His ill-informed views get another long airing in which he gets to present his self-pitying schtick of being a martyr to intolerant scientists, and how he’s a true revolutionary who’s going to change the modern paradigm. He’s basically full of shit. The whole article could have been truncated to its early statement of the premise:

Since the early ‘80s, he has believed that humans are the result of an errant sexual encounter between our closest relative, the chimpanzee, and the animal with which we seemingly share all aforementioned traits: the pig.

Followed by this one paragraph buried deep in the story:

The most damning refutation of McCarthy’s hypothesis is “the absence of any pig or pig-related genes in the human genome,” according to Roger Butlin, a professor of evolutionary biology at the University of Sheffield in Britain. Instead, the human genome is “entirely consistent” with the explanation that humans are great apes, most recently sharing an ancestor with living chimps and bonobos, he said.

Yep. If we were pig-chimp hybrids, it would jump out at us from the data. The sequences aren’t there. We’re done.

But the article goes on. McCarthy has an excuse — he always has an excuse.

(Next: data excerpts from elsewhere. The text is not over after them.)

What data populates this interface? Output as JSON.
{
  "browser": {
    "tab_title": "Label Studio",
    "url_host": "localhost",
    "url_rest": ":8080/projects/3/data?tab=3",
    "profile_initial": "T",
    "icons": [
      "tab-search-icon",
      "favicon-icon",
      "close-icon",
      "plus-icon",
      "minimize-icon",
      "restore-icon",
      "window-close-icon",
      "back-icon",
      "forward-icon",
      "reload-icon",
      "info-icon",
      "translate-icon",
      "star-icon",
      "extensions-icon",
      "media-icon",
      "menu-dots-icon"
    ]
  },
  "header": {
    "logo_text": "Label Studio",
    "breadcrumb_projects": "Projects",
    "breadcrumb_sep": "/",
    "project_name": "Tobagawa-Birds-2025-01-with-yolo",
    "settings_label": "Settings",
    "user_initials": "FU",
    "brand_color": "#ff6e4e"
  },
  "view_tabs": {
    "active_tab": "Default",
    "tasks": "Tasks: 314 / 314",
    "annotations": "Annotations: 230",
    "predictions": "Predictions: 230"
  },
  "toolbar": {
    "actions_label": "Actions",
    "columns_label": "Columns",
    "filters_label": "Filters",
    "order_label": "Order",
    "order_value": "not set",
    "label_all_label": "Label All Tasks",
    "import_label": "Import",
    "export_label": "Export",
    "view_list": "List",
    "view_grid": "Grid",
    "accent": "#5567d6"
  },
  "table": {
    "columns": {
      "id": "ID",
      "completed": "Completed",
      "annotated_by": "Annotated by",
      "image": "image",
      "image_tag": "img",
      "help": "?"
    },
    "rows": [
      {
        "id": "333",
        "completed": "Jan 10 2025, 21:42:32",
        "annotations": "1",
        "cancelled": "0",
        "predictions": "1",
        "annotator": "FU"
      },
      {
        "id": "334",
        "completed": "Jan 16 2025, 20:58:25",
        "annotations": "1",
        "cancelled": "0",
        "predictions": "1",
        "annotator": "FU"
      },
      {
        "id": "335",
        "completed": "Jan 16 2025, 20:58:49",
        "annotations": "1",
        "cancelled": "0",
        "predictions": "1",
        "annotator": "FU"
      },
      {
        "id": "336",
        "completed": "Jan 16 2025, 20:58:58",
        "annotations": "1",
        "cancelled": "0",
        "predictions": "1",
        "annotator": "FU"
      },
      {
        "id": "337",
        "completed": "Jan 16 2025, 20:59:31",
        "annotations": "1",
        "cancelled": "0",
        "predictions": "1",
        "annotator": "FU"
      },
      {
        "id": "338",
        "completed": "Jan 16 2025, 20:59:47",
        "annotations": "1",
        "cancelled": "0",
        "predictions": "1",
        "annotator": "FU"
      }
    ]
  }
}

If McCarthy did crave more recognition from mainstream experts (he doesn’t, he insists), his best bet would be to look for a signature unique to pigs in the DNA of humans but not other apes, said John McDonald, a biology professor at the University of Georgia and a former advisor of McCarthy’s.

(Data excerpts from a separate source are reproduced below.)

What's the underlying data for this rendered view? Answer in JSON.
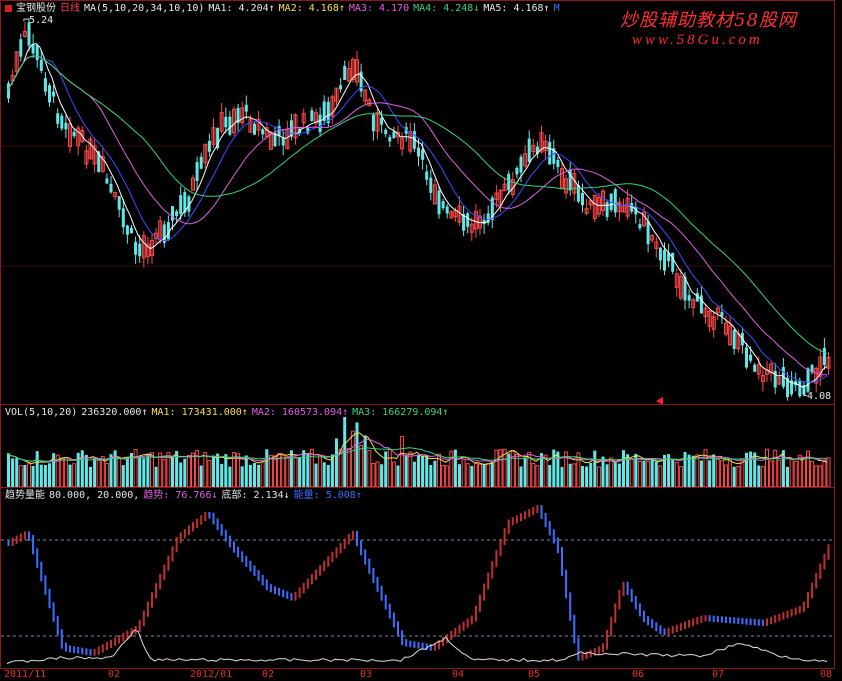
{
  "stock": {
    "name": "宝钢股份",
    "period": "日线"
  },
  "price_header": {
    "params": "MA(5,10,20,34,10,10)",
    "ma1": "MA1: 4.204↑",
    "ma2": "MA2: 4.168↑",
    "ma3": "MA3: 4.170",
    "ma4": "MA4: 4.248↓",
    "ma5": "MA5: 4.168↑",
    "ma6": "M"
  },
  "price_labels": {
    "high": "5.24",
    "low": "4.08"
  },
  "vol_header": {
    "params": "VOL(5,10,20)",
    "vol": "236320.000↑",
    "ma1": "MA1: 173431.000↑",
    "ma2": "MA2: 160573.094↑",
    "ma3": "MA3: 166279.094↑"
  },
  "ind_header": {
    "name": "趋势量能",
    "params": "80.000, 20.000,",
    "trend": "趋势: 76.766↓",
    "bottom": "底部: 2.134↓",
    "extra": "能量: 5.008↑"
  },
  "dates": [
    "2011/11",
    "02",
    "2012/01",
    "02",
    "03",
    "04",
    "05",
    "06",
    "07",
    "08"
  ],
  "watermark": {
    "main": "炒股辅助教材58股网",
    "url": "www.58Gu.com"
  },
  "colors": {
    "up": "#ff4848",
    "down": "#5fe8e8",
    "ind_up": "#c03030",
    "ind_down": "#3b6fff",
    "ma1": "#ffffff",
    "ma2": "#3b4fff",
    "ma3": "#e060e0",
    "ma4": "#39d27a"
  },
  "icons": {
    "ticker": "ticker-square-icon"
  }
}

A few years ago, McCarthy tried to do just that. He and a friend wrote a computer program to search the human genome for traces of pig hybridization. But the task was too computationally intensive. “It would have taken a lifetime to process the data on the small computers we had access to,” he said.

So he tried to reinvent BLAST, a publicly accessible program that you can run on NIH’s computers over the internet, and couldn’t get it to go. You know, ya great goofy loon, you could also pick up any of a number of molecular phylogeny papers and find that other people have done the work for you. That’s what molecular phylogeny is all about: you gather a bunch of DNA sequences from a bunch of different species, and you compare them and weigh the differences, and you throw them into a computer program that churns through all the species and all the genes and spits out a summary of how closely related they are. It’s been done! The pig and chimp lineages separated in the Cretaceous.

Can we just be done with this? Media, ignore the clown capering over there — there are good science stories to discuss.

I do have to end with one final quote from McCarthy.

There’s also another reason McCarthy remains so attached to his ideas: He believes altruism, not competition, is the way of the world. With neo-Darwinism and natural selection, competition is a fact of life, and that logic can be used to justify war, conflict, and ethnic cleansing (“Darwin’s biggest fan was Hitler,” he said).

That’s a common creationist claim, but it’s wrong. Hitler was not a fan of Darwin, and even if he were, it would not have the slightest implications for the truth of the theory.